# Adult Kimono Slippers



## butterweed (Aug 5, 2011)

http://niftyknitting.com/kimono-slippers/


----------



## Dreamweaver (Feb 1, 2011)

CUte and comfy looking.


----------



## CamillaDesertMouse (Mar 19, 2011)

I love this pattern...and ONE day I will just knit them up lol
Thanks for posting.


----------



## BSG (Sep 12, 2011)

You could crochet these also


----------



## BSG (Sep 12, 2011)

OK, crochet version. I knew I had it somewhere

http://sarahsweethearts.blogspot.com/2010/09/fun-folded-toddler-slippers.html


----------



## BSG (Sep 12, 2011)

And this is what sent me on the look out for the crocheted version so I wouldn't have to figure it out. I could but why re-invent the wheel
http://sew-whats-new.com/photo/felt-baby-slippers-free-pdf-pattern?xg_source=msg_mes_network

I haven't tried these yet but it might be a good charity project for those who can't knit or crochet. Hmmmm....


----------



## RavenRose (Nov 18, 2011)

Beautiful SisButterweed....definitely want to make a pair...


----------



## Dakotashivers (Apr 5, 2011)

Oh yet another pair I HAVE to make. I moderate the Slipper and Surrounding group on Ravelry...and yeh...im kinda addicted to making slippers.
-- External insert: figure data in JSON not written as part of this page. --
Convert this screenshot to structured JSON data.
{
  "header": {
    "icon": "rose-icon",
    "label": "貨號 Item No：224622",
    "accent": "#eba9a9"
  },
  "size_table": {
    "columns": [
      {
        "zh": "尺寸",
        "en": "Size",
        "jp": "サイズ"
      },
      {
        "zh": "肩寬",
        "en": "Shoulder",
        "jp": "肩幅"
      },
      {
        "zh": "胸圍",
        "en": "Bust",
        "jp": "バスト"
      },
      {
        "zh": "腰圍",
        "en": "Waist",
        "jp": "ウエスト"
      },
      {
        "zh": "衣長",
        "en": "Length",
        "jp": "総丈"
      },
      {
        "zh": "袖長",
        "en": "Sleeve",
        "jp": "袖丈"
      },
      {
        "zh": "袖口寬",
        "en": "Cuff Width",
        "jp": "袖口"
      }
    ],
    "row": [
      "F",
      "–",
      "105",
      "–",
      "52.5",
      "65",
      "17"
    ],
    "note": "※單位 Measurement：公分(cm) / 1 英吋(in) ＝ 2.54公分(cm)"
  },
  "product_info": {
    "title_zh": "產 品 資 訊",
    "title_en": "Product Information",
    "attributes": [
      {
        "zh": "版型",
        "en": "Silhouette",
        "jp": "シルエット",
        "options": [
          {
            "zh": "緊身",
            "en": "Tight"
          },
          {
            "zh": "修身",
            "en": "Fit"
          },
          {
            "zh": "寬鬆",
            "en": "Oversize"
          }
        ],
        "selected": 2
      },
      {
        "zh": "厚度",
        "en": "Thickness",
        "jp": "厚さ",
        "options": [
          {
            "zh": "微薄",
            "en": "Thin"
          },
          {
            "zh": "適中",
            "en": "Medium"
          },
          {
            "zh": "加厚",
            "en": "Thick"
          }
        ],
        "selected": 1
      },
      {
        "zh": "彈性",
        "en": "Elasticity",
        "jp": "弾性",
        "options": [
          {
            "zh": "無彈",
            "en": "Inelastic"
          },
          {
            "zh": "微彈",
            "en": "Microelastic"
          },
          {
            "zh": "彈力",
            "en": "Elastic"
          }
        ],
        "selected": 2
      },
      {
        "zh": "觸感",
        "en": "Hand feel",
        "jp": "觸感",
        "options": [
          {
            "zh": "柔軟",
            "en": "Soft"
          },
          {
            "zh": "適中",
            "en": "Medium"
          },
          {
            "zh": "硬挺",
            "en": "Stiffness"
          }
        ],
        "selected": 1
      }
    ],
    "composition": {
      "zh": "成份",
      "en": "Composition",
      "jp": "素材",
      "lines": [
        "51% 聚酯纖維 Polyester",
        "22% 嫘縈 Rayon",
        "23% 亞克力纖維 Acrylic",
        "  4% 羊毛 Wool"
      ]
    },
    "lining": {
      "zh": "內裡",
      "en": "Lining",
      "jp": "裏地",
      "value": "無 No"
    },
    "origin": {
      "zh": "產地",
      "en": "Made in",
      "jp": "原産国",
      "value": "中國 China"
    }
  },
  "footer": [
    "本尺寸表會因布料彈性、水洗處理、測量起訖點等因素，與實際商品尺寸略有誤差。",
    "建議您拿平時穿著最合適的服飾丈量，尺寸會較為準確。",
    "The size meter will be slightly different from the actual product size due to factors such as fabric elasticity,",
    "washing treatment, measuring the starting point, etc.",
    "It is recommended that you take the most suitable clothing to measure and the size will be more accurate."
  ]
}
I have seen this particular slipper in another stitch somewhere...Definitely looks like a fun creative, do your own thing project...


----------



## RavenRose (Nov 18, 2011)

DakotaSis...must confess I love knitting these slippers also...mostly because my feet get so cold and picking an easy pattern is not comproming style and good looks..any other patterns you would care to post would be very appreciated by this olde CroneKnitter.... :lol:


----------



## Dakotashivers (Apr 5, 2011)

There are tons of free patterns on Ravelry...its a free site to join..Our group "Slipper and Surroundings" is a great place to start looking for the freebies...if you want more ravelry info/help just ask!


----------



## RavenRose (Nov 18, 2011)

Thanks...will do...and will look you up whenever I get there....


----------



## Dakotashivers (Apr 5, 2011)

Great...I am also Dakotashivers there! Makes is easier for me to remember! haha


----------